After Pied Piper folded, Jack Ashford, Lorraine Chandler and their Detroit crew made more scintillating soul – 1968-1975.
Jack Ashford’s contacts from his time as one of Motown’s Funk Brothers were considerable and he continued working with some of Detroit’s top musicians and singers at Pied Piper. When he and Shelly Haimes closed down Pied Piper in late 1967, Ashford continued recording soul music with company artist Lorraine Chandler taking on a producer’s role.
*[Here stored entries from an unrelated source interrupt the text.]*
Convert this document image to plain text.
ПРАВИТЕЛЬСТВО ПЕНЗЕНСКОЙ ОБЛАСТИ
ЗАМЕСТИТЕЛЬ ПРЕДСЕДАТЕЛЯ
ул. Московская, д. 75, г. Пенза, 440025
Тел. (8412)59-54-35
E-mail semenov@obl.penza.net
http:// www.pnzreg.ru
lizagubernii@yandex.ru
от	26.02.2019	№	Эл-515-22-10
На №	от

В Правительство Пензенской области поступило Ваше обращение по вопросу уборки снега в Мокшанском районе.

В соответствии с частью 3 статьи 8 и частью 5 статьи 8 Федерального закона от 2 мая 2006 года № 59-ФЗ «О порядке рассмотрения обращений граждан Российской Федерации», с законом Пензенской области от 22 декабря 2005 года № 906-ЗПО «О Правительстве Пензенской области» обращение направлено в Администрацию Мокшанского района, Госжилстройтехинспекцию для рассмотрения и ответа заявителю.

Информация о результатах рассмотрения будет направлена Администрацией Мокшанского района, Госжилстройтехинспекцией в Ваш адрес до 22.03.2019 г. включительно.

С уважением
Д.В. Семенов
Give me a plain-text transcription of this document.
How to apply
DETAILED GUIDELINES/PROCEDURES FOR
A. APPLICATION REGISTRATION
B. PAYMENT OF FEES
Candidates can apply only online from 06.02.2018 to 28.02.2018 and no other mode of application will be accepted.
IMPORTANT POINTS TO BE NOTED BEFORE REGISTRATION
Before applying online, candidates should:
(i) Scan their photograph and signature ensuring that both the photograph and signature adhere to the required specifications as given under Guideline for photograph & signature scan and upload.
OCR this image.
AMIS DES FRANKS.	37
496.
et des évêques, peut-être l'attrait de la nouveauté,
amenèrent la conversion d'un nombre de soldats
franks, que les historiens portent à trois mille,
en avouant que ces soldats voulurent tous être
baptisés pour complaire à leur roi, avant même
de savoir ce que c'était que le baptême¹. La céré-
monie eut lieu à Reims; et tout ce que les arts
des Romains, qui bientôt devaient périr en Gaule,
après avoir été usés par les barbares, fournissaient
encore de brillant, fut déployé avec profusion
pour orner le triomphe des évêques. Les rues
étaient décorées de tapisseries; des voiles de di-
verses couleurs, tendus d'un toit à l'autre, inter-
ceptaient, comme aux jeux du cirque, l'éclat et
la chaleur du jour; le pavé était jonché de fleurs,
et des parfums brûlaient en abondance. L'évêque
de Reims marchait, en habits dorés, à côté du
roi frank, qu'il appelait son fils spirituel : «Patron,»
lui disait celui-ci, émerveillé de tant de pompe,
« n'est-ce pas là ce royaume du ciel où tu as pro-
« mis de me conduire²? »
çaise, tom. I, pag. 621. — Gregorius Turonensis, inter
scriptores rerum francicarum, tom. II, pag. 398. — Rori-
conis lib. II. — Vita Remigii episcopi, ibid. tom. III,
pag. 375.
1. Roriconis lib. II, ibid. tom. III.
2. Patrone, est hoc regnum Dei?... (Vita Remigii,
His new Just Productions enterprise found a brilliant talent in gruff-voiced Eddie Parker whose ‘Love You Baby’ and ‘I’m Gone’ made little noise at the time but stunned UK northern soul fans in the 70s. The records took up-tempo soul to a new level and were perfect for the adrenalin-charged youths. Like ‘I’m Gone’, the Four Sonics’ ‘Tell Me You’re Mine’ and Al Gardner’s ‘Sweet Baby’ creatively utilised tracks from the Pied Piper days. In 1975 Parker cut the now in-demand ‘Body Chains’, featured here in a superior alternate take, and ‘But If You Must Go’, which wasn’t released until MAM-Miko put it out after Ashford relocated to Los Angeles around 1976.
Billy Sha-Rae was a Pennsylvania-based singer whose band the Soul Congress became the nucleus of the Just Productions musicians. Their song ‘Do It’ was a local hit but the instrumental version by ex-Funk Brother Johnny Griffith was even more powerful and is hugely popular in soul clubs nowadays. Sha-Rae was an exciting vocalist whose own recordings are featured, including his excellent take on the beat ballad ‘Crying Clown’.
Some of the company’s productions appeared on their own Sepia, Triple B, Ashford and Awake labels, while others were licensed to Jay-Walking, Buddah, Spectrum, Premium Stuff and Inter Soul. Ray Gant & the Arabians’ ‘Don’t Leave Me Baby’ came out on Soulville; we also found an alternative lyric and production for their ‘I Need A True Love’ called ‘Did She Do It To You’. The Smith Brothers’ brilliant mid-70s Soul Dimension double-sider ‘Payback’s A Drag’ / ‘There Can Be A Better Way’ approximates the Philly sound; they also have an unissued harmony ballad called ‘Don’t Worry’.
Sandra Richardson sings her modern soul classic ‘Stay Here With Me’, along with two previously unheard titles, of which ‘Deserted Garden’ is a sublime ballad. She wrote the in-demand mid-70s dancer ‘After You Give Your All’ for Softouch. Jack Ashford is proved to be a capable vocalist on ‘I’ll Fly To Your Open Arms’ from his 1977 LP and the swinging ‘Do The Choo-Choo’, previously issued as an instrumental.
Altogether an exceptional body of work from a musician whose day job was to produce music to set the world dancing.